In order to get everything working correctly, the scripts do some things that you wouldn't expect to be necessary. These are:

  • Bootstrap installs dmidecode because many VM hosts use this to query information about the guest.
  • build.sh enables serial console output for the bootloader so that the non-GUI logs work correctly. It also disables the fancy syslinux boot menu for the same reason.
  • build.sh makes a bunch of modifications to /etc/cloud/cloud.cfg since the defaults are all for Ubuntu, and not Arch. Of particular importance is the fact that the default group list is changed, since the upstream list contains several groups that do not exist on Arch, and will thus cause useradd to fail when users are later created.
  • All data source types are enabled by default.
  • Since Arch doesn't have syslog, we avoid cloud-init trying to use it (bug 1172983).

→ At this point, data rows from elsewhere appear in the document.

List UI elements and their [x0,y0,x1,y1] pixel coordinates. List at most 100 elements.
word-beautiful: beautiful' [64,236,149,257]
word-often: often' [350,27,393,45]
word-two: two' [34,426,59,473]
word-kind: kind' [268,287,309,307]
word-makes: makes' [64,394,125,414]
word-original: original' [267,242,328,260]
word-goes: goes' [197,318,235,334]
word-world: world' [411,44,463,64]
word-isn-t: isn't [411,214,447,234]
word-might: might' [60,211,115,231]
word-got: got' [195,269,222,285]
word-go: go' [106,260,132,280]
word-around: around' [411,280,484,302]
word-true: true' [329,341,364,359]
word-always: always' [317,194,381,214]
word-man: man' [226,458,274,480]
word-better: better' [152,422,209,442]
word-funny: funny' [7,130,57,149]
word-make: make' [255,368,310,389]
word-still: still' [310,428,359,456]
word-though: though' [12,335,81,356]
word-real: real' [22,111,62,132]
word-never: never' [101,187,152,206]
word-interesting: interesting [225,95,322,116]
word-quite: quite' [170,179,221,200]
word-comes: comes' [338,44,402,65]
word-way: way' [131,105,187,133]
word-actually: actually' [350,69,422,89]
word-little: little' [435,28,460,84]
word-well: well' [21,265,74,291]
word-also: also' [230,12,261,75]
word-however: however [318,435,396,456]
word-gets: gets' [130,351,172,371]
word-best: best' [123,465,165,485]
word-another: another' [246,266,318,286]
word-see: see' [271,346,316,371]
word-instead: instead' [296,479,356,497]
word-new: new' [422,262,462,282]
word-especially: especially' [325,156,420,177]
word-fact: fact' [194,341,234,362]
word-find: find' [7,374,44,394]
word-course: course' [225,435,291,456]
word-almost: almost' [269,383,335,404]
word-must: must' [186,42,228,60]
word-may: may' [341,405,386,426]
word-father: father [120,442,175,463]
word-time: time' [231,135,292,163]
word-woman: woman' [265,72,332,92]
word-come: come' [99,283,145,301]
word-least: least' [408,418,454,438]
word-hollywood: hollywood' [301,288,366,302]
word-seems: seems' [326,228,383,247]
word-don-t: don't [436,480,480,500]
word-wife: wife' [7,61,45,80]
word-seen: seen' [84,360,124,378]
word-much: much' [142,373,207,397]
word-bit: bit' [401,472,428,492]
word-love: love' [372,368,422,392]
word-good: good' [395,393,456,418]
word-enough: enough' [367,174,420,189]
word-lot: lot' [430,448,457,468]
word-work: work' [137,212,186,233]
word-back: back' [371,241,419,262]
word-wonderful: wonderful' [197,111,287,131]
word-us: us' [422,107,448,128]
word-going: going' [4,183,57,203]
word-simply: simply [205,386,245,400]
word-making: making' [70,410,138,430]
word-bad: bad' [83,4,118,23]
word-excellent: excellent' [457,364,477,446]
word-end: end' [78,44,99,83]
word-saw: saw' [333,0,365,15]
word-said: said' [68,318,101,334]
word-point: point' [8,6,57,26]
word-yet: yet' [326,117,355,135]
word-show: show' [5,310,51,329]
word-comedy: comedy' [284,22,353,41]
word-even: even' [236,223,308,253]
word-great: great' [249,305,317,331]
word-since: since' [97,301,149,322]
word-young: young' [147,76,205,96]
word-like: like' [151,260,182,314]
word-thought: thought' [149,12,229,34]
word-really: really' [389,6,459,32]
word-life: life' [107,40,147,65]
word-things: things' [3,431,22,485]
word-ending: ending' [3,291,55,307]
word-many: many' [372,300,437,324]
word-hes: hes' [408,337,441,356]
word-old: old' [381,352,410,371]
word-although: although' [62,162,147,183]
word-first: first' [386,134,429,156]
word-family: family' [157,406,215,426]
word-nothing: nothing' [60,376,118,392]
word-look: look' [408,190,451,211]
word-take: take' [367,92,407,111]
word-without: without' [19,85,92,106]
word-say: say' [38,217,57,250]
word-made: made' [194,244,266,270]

  • A number of other Ubunut-specific modules are disabled --- in particular, anything related to apt, upstart, or grub.
  • The network is set up to use DHCP on all interfaces starting with e. This is because some cloud providers use eth0, whereas others leave the choice to the OS, which might choose something like ens3. systemd-resolved is also enabled to handle the DNS configuration.
  • /etc/machine-id and /var/lib/dbus/machine-id are wiped so that different machines running the same image will get different IDs.
  • A warning is printed to /etc/motd that pacman-key will have to be initialized after first boot. It is unfortunate that this can't be automated in a straightforward way; it would require writing a systemd service file, and injecting a binary whose sole purpose is to run two commands once. Sysadmins using the image should instead add the pacman-key init commands to scripts-per-once.